Bu sırada günümüz Ukrayna’sında bu tarihi çekişmenin yeni bir perdesi yaşanmaktadır –Kiev sokakları demokrasi ve Avrupa yanlısı göstericilerle Rusya’ya yakınlaşan hükümet arasındaki çatışmayla doludur. Tehdit edilen Fedor’u öğrendiklerini ifşa edip etmeme konusunda zor bir karar beklemektedir. Tarihi gerçeklikle kişisel hikâyeleri ustalıkla harmanlayan, görüntü ve müzikleriyle olağanüstü bir estetik yakalayan Rus Ağaçkakanı, bir insanın karanlık güçlere karşı verdiği mücadeleyi sürükleyici ve içten bir şekilde anlatıyor.
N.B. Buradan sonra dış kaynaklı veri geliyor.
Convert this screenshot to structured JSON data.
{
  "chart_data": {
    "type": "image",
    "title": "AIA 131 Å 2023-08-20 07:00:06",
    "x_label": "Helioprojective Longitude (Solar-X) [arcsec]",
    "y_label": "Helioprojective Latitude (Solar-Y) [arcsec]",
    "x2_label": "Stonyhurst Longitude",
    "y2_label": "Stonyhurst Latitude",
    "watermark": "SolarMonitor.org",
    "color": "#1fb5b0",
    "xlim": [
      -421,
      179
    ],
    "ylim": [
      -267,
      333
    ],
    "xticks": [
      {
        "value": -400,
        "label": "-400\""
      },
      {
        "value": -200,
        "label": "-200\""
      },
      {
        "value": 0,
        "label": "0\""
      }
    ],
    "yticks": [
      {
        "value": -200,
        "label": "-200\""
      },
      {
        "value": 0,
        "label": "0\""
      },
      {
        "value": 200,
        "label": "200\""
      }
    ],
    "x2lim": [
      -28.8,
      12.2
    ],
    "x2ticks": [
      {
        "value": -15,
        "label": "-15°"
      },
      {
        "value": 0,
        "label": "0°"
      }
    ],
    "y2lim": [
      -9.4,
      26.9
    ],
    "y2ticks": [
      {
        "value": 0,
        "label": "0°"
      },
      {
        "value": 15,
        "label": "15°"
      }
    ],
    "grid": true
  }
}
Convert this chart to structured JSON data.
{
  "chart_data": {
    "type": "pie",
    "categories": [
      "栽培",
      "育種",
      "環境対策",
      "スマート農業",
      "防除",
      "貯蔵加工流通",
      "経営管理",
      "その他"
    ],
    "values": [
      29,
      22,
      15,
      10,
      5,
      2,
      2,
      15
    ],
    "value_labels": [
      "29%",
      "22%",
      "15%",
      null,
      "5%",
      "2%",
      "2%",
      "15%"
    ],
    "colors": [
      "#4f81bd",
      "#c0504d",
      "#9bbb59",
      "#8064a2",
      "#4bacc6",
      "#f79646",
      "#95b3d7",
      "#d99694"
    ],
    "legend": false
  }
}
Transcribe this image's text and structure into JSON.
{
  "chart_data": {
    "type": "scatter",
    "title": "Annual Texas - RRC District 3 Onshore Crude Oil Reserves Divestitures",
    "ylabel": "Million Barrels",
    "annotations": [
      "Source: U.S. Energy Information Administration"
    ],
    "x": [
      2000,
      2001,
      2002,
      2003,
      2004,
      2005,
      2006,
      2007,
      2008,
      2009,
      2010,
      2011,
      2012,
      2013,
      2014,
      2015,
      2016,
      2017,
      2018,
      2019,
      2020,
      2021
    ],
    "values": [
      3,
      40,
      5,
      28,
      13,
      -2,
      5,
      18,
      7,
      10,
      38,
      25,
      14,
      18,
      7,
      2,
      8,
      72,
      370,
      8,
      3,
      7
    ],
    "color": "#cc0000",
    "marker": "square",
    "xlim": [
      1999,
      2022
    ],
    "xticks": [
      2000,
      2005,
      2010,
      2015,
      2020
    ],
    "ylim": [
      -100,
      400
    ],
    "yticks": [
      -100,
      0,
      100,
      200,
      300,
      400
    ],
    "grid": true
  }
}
2. A Syrian Love Story – Suriyeli Aşk Hikâyesi
Ingiltere – Fransa – Lübnan – Suriye – 2015 – 76′ – Renkli – DCP – Arapça, Fransızca, İngilizce

25 Şubat 2016 11:00
Cinemaximum City’s Nişantaşı Salon 7

28 Şubat 2016 11:00
Beyoğlu Fitaş Salon 4

YÖNETMEN HAKKINDA
Yönetmen Sean McAllister, sosyal ve politik olarak zorlu şartlar altında hayata tutunmaya çalışan sıradan insanların hayatlarını, sıradışı bir samimiyetle anlatıyor. Filmleri arasında Working For The Enemy (1997), The Minders (1998), Sundance’te Jüri Ödülü kazanan Bağdatlı Liberace (2004, !f 2005), Japan: A Story Of Love And Hate (2008) ve son olarak Sheffield Jüri Ödülü alan Suriyeli Aşk Hikâyesi (2015) yer alıyor.

ÖZET
Global krizin bir mikrokosmosu.

Amer ve Raghda hapiste tanışırlar. Amer Filistinli bir özgürlük savaşçısı, Raghda Suriyeli bir asi. Amer, Raghda’yı ilk gördüğünde dayaktan yüzünün şişmiş, gözlerinin morarmış olduğunu anlatıyor. Sonra sesini duyar ve birbirlerine âşık olurlar. Ortadoğu’nun siyasi çalkantılarla dolu günlerinde evlenirler, üç de çocukları olur. En küçük çocukları iki yaşına bastığında Raghda yine hapse atılmıştır.

Yönetmen Sean McAllister, beş sene boyunca aileyi tüm badirelerinde takip edecektir. Suriye’den mecburen başka ülkelere taşınacak hikâyede çocuklar büyüyecek, yeni diller öğrenip kendilerini başka vatandaşlıklarla tanımlayacak, Raghda ve Amer arasındaki ilişki değişecektir. Sean Mc Allister, ‘savaşın hayatlarını değiştirdiği insanlar’ denen adı olmayan, zaman zaman sadece sayılardan ibaret kalan insanlara yakından bakıyor, yüzlerini, hislerini, savaştan uzaklaşsalar da içinden çıkamadıkları baskıyı gözler önüne seriyor.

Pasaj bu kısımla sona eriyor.